Delapan

1.4K 186 4
                                    

Dinda yang dimaksud akan dinikahi Satria adalah anak dari atasan tempat  pria itu bekerja. Tiga bulan lalu Satria memang memberitahu bahwa ia diterima bekerja di sebuah BUMN yang masih bertempat di Bandung.

Dinda adalah putri bungsu direktur di perusahaan tersebut. Entah mengapa, Laras tidak kaget dengan betapa mudahnya Satria berpindah ke lain hati.

Sebenarnya pria itu memaksa untuk mengantar Laras pulang ke kosannya. Hanya saja perempuan itu menolak dengan halus. Beralasan, bahwa setelah ini dia masih ada acara dengan teman- temannya dari kantor lama.

Laras berjalan sendirian di atas trotoar sambil merenungi nasibnya yang malang. Satu kesalahan membuat terancam kehilangan banyak hal. Itu mengapa sebabnya, guru mengajinya dulu mewanti- wanti bahwa zina itu dilarang. Ternyata nikmatnya memang hanya sesaat, sengasaranya seumur- umur.

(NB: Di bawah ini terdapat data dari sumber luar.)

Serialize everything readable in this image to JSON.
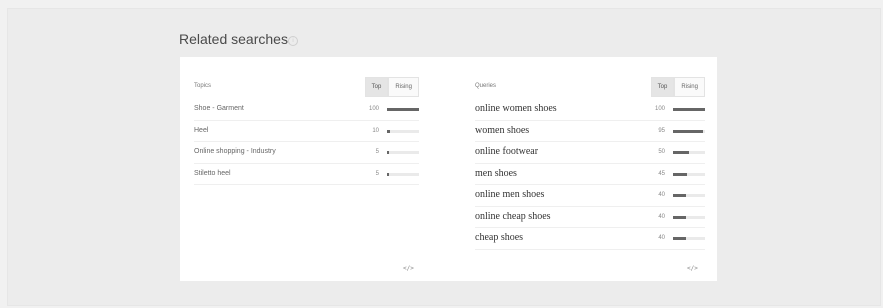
{
  "header": {
    "title": "Related searches",
    "help_icon": "i"
  },
  "topics": {
    "label": "Topics",
    "tabs": [
      {
        "label": "Top",
        "active": true
      },
      {
        "label": "Rising",
        "active": false
      }
    ],
    "rows": [
      {
        "label": "Shoe - Garment",
        "value": "100",
        "fraction": 1.0
      },
      {
        "label": "Heel",
        "value": "10",
        "fraction": 0.1
      },
      {
        "label": "Online shopping - Industry",
        "value": "5",
        "fraction": 0.05
      },
      {
        "label": "Stiletto heel",
        "value": "5",
        "fraction": 0.05
      }
    ],
    "embed_icon": "</>"
  },
  "queries": {
    "label": "Queries",
    "tabs": [
      {
        "label": "Top",
        "active": true
      },
      {
        "label": "Rising",
        "active": false
      }
    ],
    "rows": [
      {
        "label": "online women shoes",
        "value": "100",
        "fraction": 1.0
      },
      {
        "label": "women shoes",
        "value": "95",
        "fraction": 0.95
      },
      {
        "label": "online footwear",
        "value": "50",
        "fraction": 0.5
      },
      {
        "label": "men shoes",
        "value": "45",
        "fraction": 0.45
      },
      {
        "label": "online men shoes",
        "value": "40",
        "fraction": 0.4
      },
      {
        "label": "online cheap shoes",
        "value": "40",
        "fraction": 0.4
      },
      {
        "label": "cheap shoes",
        "value": "40",
        "fraction": 0.4
      }
    ],
    "embed_icon": "</>"
  },
  "colors": {
    "bar_fill": "#666666",
    "bar_track": "#eaeaea",
    "card_bg": "#ffffff"
  }
}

Langit memerah di ufuk barat. Matahari akan kembali ke peraduannya, sementara bunyi klakson dan asap kendaraan serta panas yang berasal dari permukaan aspal jalan sisa siang tadi, tidak membuat perempuan itu menghentikan langkahnya. Bahkan, ia sendiri juga tak tahu, ke mana arah tujuannya petang itu.

Suara azan yang berkumandang terdengar saling bersahutan. Langkah Laras berhenti di perempatan traffic lights, ketika ia mendengar suara yang sangat familier. Laras kaget kemudian menoleh. Celingukan mencari sumber suara.

Ditemukannya mobil Alphard dan wajah Pak Gun di kursi kemudi. Tangan pria itu melambai- lambai heboh.

***

Mobil menggelinding ke arah kos Laras di kawasan Kampung Melayu. Selama perjalanan itu, tidak satu orang pun membuka mulut. Ketiga penumpangnya diam dengan pikiran masing- masing.

Ketika mobil memasuki kawasan padat penduduk, Laras meminta diturunkan di depan gang saja. "Gang situ cuma muat untuk satu mobil aja sih, Pak. Entar pas mau keluar malah Pak Gun kerepotan!"

"Wah tenang, Mbak Laras! Saya bisa dibilang kenal semua wilayah di sini!" Pak Gun menyahut dengan jemawa. "Maklum lah, pengalaman jadi sopir bikin saya kudu hafal jalan sama daerahnya!"

Laras akhirnya hanya bisa mengalah saat mobil itu memasuki gang sempit yang memang hanya muat untuk dilewati satu mobil dan satu motor. Lebih- lebih, di ujung gang itu adalah jalan buntu. Mau tak mau, mobil segede gaban ini harus putar balik.

Laras turun tepat di depan gerbang kosnya, saat para penghuni kos putra seberang sedang nongkrong di depan. Mereka bersiul ketika mendapati bahwa Laraslah yang turun dari mobil mewah tersebut.

Dan meski merasa risi, Laras tetap menyapa mereka satu- persatu sebelum masuk ke indekosnya. Mobil itu baru pergi ketika sosok Laras sudah tak tampak lagi.

***

Memasuki bulan ketiga masa kehamilannya, gejala yang menyusahkan hidup Laras, mulai muncul.

Ia mulai kerap menderita pusing pagi- pagi saat bangun tidur. Untuk mengatasinya, Laras membuat segelas besar teh hangat manis dan makan beberapa keping biskuit. Laras mulai tidak menyukai makanan warteg lagi.

Bisa dibilang, anak dalam kandungannya itu mewarisi selera mahal dari bapak biologisnya.

Laras sebetulnya bisa memasak, tapi karena ia hanya tinggal seorang diri saja, membeli lauk matang di warteg  atau watung makan padang jadi opsi yang lebih murah. Dia juga jadi sering membawa camilan berupa buah- buahan seperti jeruk dan anggur jenis red globe. Hingga teman-temannya mengatainya seperti nenek- nenek. "Li tahu, nggak? Zaman dulu kalau lihat karnaval, nenek gue sering bawa jeruk sama minuman air mineral!" ini komentar Fitri dari admin.

"Iya. Hari gini jarang banget kayaknya lihat orang makan jeruk ya? Mereka sih maunya langsung salad buah. Meski isinya cuma semangka melon, semangka melon!" imbuh Yunita.